Games are based on rules. Rules in games can be learned and even exploited, but not really broken.
In real life, and in educational simulations, rules will take on a different role. There will still be hard rules, rules that cannot be broken. Gravity comes to mind.
But there will also be soft rules, like around speeding, or copyright protection, or ethics, or sexual harassment. The challenges can be two fold.
- If you are a grunt, you will have to decide when to break these rules, and what to do to prevent getting caught. This might be loosely akin to so-called "First Person Sneakers" like Thief, when players work hard to not get caught breaking in or out of a guarded building.
- If you are a manager or a team mate, however, than perhaps the challenge will be when to interrupt a well-running process in order to enforce rules.

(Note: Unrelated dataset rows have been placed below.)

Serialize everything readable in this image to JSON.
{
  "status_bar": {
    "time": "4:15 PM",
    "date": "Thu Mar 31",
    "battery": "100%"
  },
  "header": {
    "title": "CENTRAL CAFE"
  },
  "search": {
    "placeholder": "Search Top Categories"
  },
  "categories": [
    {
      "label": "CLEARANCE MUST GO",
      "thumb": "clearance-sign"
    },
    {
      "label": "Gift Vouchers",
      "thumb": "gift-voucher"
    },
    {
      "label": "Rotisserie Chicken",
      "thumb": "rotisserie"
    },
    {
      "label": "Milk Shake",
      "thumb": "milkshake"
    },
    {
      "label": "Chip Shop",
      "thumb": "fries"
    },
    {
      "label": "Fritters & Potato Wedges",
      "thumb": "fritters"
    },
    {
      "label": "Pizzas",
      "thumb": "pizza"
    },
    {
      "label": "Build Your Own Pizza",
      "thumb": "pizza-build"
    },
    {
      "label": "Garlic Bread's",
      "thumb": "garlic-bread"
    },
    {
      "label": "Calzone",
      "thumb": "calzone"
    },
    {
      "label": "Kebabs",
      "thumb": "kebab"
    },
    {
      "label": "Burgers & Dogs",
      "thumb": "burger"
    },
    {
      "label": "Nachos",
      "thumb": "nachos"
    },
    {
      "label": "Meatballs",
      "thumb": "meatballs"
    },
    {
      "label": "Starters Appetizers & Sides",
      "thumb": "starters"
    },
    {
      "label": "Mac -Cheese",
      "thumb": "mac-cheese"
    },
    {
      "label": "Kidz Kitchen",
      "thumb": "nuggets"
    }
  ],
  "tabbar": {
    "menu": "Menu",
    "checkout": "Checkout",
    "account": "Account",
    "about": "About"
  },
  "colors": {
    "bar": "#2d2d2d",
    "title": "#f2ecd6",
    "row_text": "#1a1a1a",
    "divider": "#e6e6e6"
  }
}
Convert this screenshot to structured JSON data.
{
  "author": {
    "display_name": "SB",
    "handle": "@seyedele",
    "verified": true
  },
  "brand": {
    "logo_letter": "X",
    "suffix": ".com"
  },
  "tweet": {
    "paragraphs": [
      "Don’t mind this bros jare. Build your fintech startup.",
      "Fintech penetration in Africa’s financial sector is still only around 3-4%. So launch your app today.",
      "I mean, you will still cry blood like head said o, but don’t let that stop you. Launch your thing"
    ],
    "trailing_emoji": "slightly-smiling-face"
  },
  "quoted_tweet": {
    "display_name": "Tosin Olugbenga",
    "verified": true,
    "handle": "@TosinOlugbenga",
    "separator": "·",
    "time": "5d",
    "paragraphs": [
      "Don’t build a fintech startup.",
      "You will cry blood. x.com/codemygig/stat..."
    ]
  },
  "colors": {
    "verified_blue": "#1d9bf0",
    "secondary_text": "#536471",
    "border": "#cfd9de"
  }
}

This is never easy.
There are also meta-rules. Part of the sim experience will be when to actually change the rules.
- This might be challenging the primary variables against which you are evaluated.
- This might be destabilizing an entire industry, rendering old metrics obsolete (or at least trying to).
- This might be realizing there are better predictors of success than what is tracked currently by the on-screen display.
Like so many of these simwords, I hope what makes them so interesting is that the concepts seem critical when looking at any real knowledge, but falls through the cracks when looking at lecture/paper models of capturing and nurturing.